Despite its losses, the airline is seen as a critical national asset, bringing in tourists and bolstering Kenya's position as a regional transport and business hub. To stem fiscal risks emanating from investments in KQ, the government has also taken over loans it had guaranteed the airline, currently valued Sh58 billion which the Treasury continues to service.

The latter proposal has striking resemblance with the shelved National Aviation Management Bill, 2020 that had proposed a merger of KQ with the Kenya Airports Authority (KAA) and have them managed by a holding company.

The government hopes to wean KQ off its budgetary support, having spent billions of shillings in bailouts for the airline every year. In November 2022, the Ministry of Roads and Transport and the Treasury were directed to review restructuring strategies for KQ and recommend the optimal strategy with the least fiscal impact on the government. A draft memorandum with strategic options and recommendations was submitted to the Cabinet in May last year.
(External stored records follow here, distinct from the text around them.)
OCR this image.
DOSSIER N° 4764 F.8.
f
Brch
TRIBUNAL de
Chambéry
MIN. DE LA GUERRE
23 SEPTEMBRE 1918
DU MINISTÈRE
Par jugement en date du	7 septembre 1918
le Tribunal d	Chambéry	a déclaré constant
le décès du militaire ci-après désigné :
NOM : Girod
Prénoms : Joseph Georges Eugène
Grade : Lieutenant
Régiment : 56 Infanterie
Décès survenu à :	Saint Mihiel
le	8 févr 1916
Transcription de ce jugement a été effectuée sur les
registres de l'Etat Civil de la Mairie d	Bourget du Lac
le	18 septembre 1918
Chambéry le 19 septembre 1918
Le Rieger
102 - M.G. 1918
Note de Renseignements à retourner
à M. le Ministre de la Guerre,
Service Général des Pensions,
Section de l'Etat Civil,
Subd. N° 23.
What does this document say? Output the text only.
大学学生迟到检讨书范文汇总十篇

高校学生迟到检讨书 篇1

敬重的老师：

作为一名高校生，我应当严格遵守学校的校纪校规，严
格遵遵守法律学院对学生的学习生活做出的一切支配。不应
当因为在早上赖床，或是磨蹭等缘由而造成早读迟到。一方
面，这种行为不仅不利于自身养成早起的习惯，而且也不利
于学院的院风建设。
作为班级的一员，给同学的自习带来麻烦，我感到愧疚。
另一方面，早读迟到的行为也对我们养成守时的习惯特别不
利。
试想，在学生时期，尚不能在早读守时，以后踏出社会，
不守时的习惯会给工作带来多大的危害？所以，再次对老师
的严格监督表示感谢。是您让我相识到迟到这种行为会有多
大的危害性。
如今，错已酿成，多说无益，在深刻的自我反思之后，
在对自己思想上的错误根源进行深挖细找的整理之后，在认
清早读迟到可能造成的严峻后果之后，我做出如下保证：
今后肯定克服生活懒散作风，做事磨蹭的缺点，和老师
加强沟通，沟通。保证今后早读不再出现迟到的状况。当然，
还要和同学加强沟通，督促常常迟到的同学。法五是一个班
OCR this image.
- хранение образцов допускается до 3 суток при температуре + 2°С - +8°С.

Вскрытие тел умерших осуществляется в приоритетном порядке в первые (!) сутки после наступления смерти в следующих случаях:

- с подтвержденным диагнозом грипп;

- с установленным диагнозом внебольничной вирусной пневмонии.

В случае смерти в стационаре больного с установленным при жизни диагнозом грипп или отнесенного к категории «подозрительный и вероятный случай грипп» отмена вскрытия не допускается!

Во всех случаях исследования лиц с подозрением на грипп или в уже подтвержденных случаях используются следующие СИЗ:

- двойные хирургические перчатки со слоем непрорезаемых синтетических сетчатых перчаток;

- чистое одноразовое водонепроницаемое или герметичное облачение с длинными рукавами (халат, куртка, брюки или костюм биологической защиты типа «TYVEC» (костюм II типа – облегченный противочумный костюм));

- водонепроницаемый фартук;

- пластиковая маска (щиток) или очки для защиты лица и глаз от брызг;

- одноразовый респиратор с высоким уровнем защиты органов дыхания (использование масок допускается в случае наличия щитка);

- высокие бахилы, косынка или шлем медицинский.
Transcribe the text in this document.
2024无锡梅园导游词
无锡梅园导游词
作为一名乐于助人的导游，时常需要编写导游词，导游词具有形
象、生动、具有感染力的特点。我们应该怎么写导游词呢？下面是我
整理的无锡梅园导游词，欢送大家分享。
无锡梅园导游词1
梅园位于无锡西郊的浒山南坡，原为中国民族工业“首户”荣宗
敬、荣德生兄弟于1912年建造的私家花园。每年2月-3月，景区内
“It is expected that a decision will be ready by end-April 2024. Once the government gives direction on the way forward, a new plan will be implemented, and financial resources committed to the same if needed with an understanding that it will have to be accommodated within the fiscal consolidation path consistent with reducing Kenya’s PV [present value] of overall debt to GDP to 55 percent by 2029,” the Treasury told the IMF.

The government's financial support to KQ in 2023 was limited to the payments under the guaranteed senior external debt, said the IMF report.

KQ’s poor financial health has been characterised by huge costs that water down the billions of shillings the airline makes in revenues, mainly fuel costs, costs to repay loans and fleet maintenance costs.

During the release of the half-year results for 2023, the airline’s management remained optimistic, noting that at the operational level, KQ had become profitable.

“Operational results show that the company is viable. For the first time in six years we have made an operating profit, which is clearly a testament of the hard work we put in, to turn around this business,” KQ managing director Allan Kilavuka said in August.